Prev Next
PREDAVANJE: Statistical issues emerging in training and evaluating classification models in presence of rare events

V okviru biostatističnega centra bo v ponedeljek, 7. junija 2010, ob 13. uri predavanje na IBMI. Predavala bo Giovanna Menardi z univerze v Padovi.

Statistical issues emerging in training and evaluating classification models in presence of rare events

The problem of modeling binary responses by using cross sectional data has found a number of satisfying solutions extending throughout both parametric and nonparametric methods. Examples are traditional classification models like logistic regression, discriminant analysis, classification trees or procedures at the forefront as neural networks or combinations of classifiers (bagging, boosting, random forests). These models are based on the implicit assumption that the distribution of the responses is well balanced over the sample. However, there exist many real situations where it is a priori known that one of the two responses (usually the most interesting for the analysis) is rare. This class imbalance occurs in several domains as for example finance (detection of defaulter credit applicants), epidemiology (diagnosis of rare diseases), social sciences (analysis of anomalous behaviors), computer sciences (identification of some features of interest in image data). The class imbalance heavily afiects both the model estimation and the evaluation of its accuracy. Classification methods are in fact conceived to estimate the model that best fits the data according to some criterion of global accuracy. When data are unbalanced the model tends to focus on the prevalent class and ignore the rare events (Japkowicz, and Stephen, 2002).

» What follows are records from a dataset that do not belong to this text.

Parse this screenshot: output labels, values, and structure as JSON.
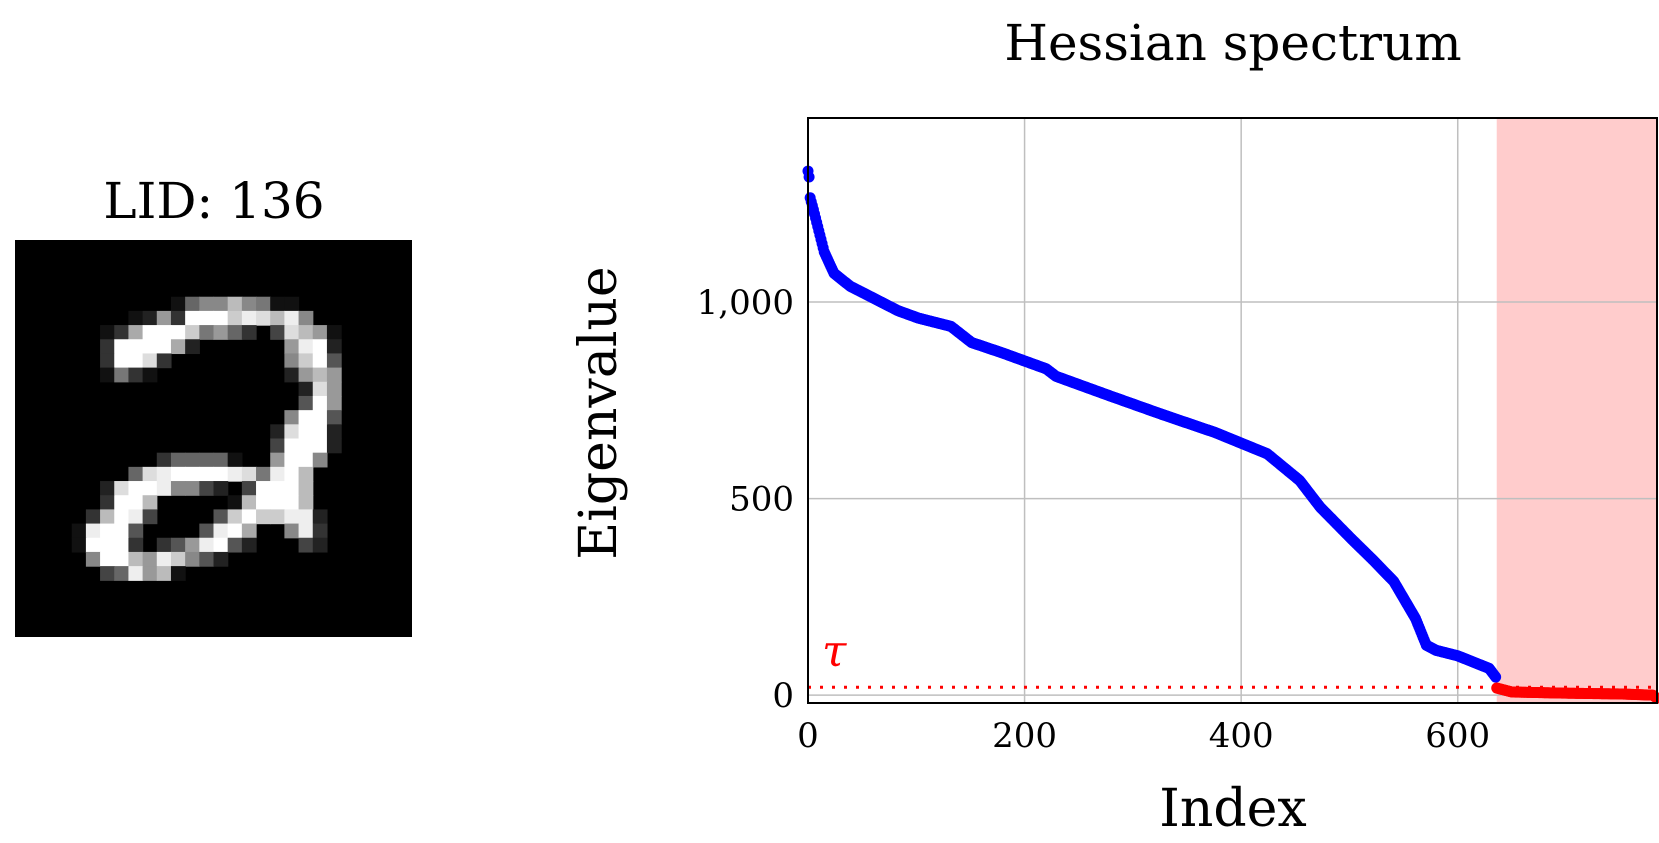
{
  "image_panel": {
    "title": "LID: 136",
    "pixels": [
      "0000000000000000000000000000",
      "0000000000000000000000000000",
      "0000000000000000000000000000",
      "0000000000000000000000000000",
      "00000000000168 8b871100000000",
      "000000001293fffcedbe80000000",
      "00000013afffc796304db9100000",
      "0000003ffffa20000009ef200000",
      "0000003ffd3000000008cf500000",
      "00000017310000000002 9b900000",
      "000000000000000000002d900000",
      "000000000000000000005f900000",
      "00000000000000000008ff500000",
      "0000000000000000002dff200000",
      "0000000000000000004fff200000",
      "0000000000366661009ff8000000",
      "000000006deffffed7efb0000000",
      "0000002dffe884204fffb0000000",
      "0000003ffb000001bfffb0000000",
      "000003bfe400005cfccee2000000",
      "00001eff500005efa008e3000000",
      "00001fff30359ef5200042000000",
      "000008ffb9ec8520000000000000",
      "00000046e9b10000000000000000",
      "0000000000000000000000000000",
      "0000000000000000000000000000",
      "0000000000000000000000000000",
      "0000000000000000000000000000"
    ]
  },
  "chart_data": {
    "type": "scatter",
    "title": "Hessian spectrum",
    "xlabel": "Index",
    "ylabel": "Eigenvalue",
    "xlim": [
      0,
      784
    ],
    "ylim": [
      -20,
      1468
    ],
    "grid": true,
    "x_ticks": [
      {
        "value": 0,
        "label": "0"
      },
      {
        "value": 200,
        "label": "200"
      },
      {
        "value": 400,
        "label": "400"
      },
      {
        "value": 600,
        "label": "600"
      }
    ],
    "y_ticks": [
      {
        "value": 0,
        "label": "0"
      },
      {
        "value": 500,
        "label": "500"
      },
      {
        "value": 1000,
        "label": "1,000"
      }
    ],
    "threshold": {
      "label": "τ",
      "value": 20,
      "color": "#ff0000"
    },
    "shaded_region": {
      "x_start": 636,
      "x_end": 784,
      "color": "#ffcccc"
    },
    "series": [
      {
        "color": "#0000ff",
        "points": [
          [
            0,
            1333
          ],
          [
            1,
            1318
          ],
          [
            2,
            1265
          ],
          [
            5,
            1235
          ],
          [
            15,
            1127
          ],
          [
            24,
            1073
          ],
          [
            39,
            1040
          ],
          [
            54,
            1019
          ],
          [
            83,
            978
          ],
          [
            102,
            959
          ],
          [
            132,
            938
          ],
          [
            151,
            897
          ],
          [
            180,
            870
          ],
          [
            220,
            830
          ],
          [
            229,
            811
          ],
          [
            278,
            762
          ],
          [
            327,
            714
          ],
          [
            376,
            668
          ],
          [
            424,
            614
          ],
          [
            454,
            546
          ],
          [
            473,
            478
          ],
          [
            502,
            397
          ],
          [
            522,
            343
          ],
          [
            541,
            289
          ],
          [
            561,
            195
          ],
          [
            571,
            127
          ],
          [
            580,
            114
          ],
          [
            600,
            100
          ],
          [
            629,
            68
          ],
          [
            635,
            46
          ]
        ]
      },
      {
        "color": "#ff0000",
        "points": [
          [
            636,
            18
          ],
          [
            650,
            8
          ],
          [
            700,
            5
          ],
          [
            750,
            3
          ],
          [
            780,
            0
          ],
          [
            784,
            -8
          ]
        ]
      }
    ]
  }
}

Moreover, when evaluating the quality of the classification, the same measures of global accuracy may lead to misleading results or even if alternative error measures are used, the scarcity of data conducts to high variance estimates of the error rate, especially for the rare class. In this work an unified and systematic framework for dealing with both the problems is proposed, based on a smoothed bootstrap form of re-sampling from data. The proposed technique includes some of the existing solutions as a special case, it is supported by a theoretical framework and reduces the risk of model overfitting. The presented talk is based on joint work with prof. Nicola Torelli from University of Trieste.